National Centre for Truth & Reconciliation
The National Centre for Truth and Reconciliation (NCTR) is devoted to the study of the history and legacy of the Canadian residential school program. In 2020 the NCTR won a $6 million Canadian Foundation for Innovation grant (CFI) to develop a digital preservation program for over four million digital documents and 7,000 recordings of Indigenous testimonies of the history and legacy of the residential school program. The project created a digital infrastructure and workplan for preservation of its digital holdings to make NCTR materials meaningfully available to Indigenous communities in support of the rights and dignity of Indigenous peoples.
Long-term preservation of Digital Health Records
São João University Hospital Center (SJUHC) Health Records Repository implemented a long-term digital preservation repository capable of ingesting, preserving and providing access to digital clinical information, ensuring its authenticity, reliability and accessibility.
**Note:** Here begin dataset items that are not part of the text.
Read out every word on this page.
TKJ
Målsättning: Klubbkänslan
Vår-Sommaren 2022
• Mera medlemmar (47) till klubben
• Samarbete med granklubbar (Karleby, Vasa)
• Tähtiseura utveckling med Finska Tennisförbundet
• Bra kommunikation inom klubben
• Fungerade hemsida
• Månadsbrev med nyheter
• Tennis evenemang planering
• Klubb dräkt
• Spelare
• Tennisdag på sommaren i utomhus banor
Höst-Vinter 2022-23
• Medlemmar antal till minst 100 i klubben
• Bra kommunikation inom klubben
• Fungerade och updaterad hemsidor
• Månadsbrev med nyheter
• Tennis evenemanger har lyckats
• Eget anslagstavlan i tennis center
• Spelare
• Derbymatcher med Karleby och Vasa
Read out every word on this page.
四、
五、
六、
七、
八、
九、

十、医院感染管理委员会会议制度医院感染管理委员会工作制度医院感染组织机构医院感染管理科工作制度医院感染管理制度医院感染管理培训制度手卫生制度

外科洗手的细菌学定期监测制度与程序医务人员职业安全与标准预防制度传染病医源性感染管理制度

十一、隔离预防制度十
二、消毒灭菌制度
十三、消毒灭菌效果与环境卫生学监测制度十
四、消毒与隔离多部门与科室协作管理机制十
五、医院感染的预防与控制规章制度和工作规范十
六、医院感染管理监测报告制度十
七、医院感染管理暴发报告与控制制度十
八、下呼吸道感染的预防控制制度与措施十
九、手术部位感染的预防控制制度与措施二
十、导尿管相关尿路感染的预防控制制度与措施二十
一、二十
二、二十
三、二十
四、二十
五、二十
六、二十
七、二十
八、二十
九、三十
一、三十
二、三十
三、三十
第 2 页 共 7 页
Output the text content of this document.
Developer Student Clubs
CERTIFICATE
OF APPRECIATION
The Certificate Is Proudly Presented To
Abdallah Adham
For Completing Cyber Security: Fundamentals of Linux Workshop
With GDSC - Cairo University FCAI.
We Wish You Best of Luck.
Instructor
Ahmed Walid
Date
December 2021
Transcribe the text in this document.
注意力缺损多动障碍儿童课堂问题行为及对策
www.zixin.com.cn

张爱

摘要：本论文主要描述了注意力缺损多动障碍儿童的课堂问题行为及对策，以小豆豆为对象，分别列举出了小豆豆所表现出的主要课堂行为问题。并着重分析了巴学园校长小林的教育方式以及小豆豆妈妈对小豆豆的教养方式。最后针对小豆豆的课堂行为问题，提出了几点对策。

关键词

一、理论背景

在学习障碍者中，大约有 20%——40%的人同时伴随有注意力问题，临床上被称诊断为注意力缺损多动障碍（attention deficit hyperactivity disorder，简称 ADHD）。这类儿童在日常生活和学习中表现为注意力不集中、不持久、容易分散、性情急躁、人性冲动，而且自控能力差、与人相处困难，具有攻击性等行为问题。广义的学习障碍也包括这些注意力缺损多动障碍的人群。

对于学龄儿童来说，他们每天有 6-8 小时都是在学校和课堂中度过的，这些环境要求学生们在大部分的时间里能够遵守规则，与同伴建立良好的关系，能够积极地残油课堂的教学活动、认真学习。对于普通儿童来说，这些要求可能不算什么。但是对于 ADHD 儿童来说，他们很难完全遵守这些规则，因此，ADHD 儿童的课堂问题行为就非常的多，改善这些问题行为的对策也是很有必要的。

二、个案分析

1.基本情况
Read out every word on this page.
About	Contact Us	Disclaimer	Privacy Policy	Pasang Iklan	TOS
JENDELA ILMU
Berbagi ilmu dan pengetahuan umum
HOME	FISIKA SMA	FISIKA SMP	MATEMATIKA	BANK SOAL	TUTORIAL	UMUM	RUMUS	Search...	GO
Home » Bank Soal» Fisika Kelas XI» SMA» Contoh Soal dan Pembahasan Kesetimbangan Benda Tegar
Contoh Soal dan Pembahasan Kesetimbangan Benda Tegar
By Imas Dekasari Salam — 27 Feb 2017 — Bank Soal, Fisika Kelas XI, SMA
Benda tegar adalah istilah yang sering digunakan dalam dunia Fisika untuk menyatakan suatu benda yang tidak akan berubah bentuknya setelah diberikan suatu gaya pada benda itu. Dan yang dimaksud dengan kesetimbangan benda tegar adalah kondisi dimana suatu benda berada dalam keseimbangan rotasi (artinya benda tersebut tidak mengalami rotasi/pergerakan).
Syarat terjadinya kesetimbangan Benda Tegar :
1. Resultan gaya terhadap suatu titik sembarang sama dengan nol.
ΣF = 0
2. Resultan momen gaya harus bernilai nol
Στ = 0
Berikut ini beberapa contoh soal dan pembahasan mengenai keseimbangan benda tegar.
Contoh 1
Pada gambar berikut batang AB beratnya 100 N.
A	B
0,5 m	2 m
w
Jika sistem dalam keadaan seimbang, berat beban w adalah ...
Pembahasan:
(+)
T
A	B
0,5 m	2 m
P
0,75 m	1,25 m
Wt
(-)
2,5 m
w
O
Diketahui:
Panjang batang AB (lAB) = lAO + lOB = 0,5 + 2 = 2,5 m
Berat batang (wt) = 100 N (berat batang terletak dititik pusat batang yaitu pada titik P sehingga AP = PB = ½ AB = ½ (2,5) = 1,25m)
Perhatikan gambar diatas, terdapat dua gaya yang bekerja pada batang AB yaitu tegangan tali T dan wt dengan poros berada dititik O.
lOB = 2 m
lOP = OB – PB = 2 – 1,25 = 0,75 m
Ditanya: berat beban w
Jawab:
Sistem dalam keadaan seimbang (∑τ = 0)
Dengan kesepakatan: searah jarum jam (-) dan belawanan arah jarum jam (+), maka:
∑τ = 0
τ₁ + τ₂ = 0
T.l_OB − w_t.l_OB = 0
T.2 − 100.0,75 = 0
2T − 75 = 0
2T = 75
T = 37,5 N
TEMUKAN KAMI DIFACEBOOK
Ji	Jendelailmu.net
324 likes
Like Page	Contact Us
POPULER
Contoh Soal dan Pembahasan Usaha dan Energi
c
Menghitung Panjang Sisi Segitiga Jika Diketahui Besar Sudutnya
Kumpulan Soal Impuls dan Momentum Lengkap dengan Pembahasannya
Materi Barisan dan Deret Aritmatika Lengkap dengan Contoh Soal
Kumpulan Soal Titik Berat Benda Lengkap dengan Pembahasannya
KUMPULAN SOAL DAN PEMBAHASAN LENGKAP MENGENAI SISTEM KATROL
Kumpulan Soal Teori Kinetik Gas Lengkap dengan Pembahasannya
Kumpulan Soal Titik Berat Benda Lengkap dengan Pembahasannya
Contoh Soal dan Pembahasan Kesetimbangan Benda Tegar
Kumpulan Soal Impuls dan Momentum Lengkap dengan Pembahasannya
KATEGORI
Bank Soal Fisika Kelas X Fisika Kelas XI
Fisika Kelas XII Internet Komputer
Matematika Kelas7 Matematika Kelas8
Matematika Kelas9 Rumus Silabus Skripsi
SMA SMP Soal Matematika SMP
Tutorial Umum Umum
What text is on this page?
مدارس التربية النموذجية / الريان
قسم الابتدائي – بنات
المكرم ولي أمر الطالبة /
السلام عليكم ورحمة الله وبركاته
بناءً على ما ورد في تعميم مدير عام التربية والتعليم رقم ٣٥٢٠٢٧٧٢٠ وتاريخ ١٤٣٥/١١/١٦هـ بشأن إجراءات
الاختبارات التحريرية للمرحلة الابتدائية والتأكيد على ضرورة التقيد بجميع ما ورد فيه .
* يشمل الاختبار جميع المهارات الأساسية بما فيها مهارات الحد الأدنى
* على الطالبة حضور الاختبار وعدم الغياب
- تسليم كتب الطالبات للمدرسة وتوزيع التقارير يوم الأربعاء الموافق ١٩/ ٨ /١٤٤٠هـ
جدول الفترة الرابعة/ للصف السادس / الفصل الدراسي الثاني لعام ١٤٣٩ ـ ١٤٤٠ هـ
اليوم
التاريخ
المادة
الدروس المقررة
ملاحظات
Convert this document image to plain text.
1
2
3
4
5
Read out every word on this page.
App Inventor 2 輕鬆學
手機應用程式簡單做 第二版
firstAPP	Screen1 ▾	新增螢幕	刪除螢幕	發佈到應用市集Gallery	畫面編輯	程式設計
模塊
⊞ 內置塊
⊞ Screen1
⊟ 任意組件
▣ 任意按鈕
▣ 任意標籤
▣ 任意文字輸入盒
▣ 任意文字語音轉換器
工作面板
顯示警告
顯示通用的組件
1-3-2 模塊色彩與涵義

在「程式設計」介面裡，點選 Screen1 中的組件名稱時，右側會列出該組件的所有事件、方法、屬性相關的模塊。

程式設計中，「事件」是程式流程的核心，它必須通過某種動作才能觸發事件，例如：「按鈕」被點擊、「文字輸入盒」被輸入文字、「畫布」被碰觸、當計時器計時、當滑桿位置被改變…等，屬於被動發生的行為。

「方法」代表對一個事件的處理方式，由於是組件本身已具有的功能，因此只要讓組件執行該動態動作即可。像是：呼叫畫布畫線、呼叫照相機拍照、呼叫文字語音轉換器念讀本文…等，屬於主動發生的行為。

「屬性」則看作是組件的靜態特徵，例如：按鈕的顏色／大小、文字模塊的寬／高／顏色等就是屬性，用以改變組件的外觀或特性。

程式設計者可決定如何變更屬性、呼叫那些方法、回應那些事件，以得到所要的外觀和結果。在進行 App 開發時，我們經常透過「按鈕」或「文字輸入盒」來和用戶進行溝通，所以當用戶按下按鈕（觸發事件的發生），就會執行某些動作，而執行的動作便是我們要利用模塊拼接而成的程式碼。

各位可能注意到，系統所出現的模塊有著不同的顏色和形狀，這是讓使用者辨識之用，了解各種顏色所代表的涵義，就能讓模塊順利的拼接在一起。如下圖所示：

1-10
The Health Records Repository project is part of the Hospital’s digital transformation strategy, promoting change in the management of daily medical records through the implementation of procedures for preparation, digitization and preservation of health records. The results of the last two years of activity of the Health Records Digital Repository reveal a higher efficiency in the access and reuse of clinical information in the context of healthcare.
Mahou-San Miguel: Preserving the Legacy of the Leading Spanish Brewery Company
The leading Spanish brewing company, Mahou San Miguel, has been working on building the company's Historical Archive, both physical and virtual. In order to enhance the value of the work of several years of digitization of its valuable collections, for whose work they have even been nominated for the Spanish National Award for the Restoration and Curation of Cultural Assets, and to protect it for the future, the project has been reinforced with the preservation and dissemination of its digital archives, accessible to the public through its new virtual museum. They have one of the most important single-author photography collections from the 19th century in Europe: ALMAYSO. The collection has more than 6,000 digitized negatives from the 19th and early 20th century.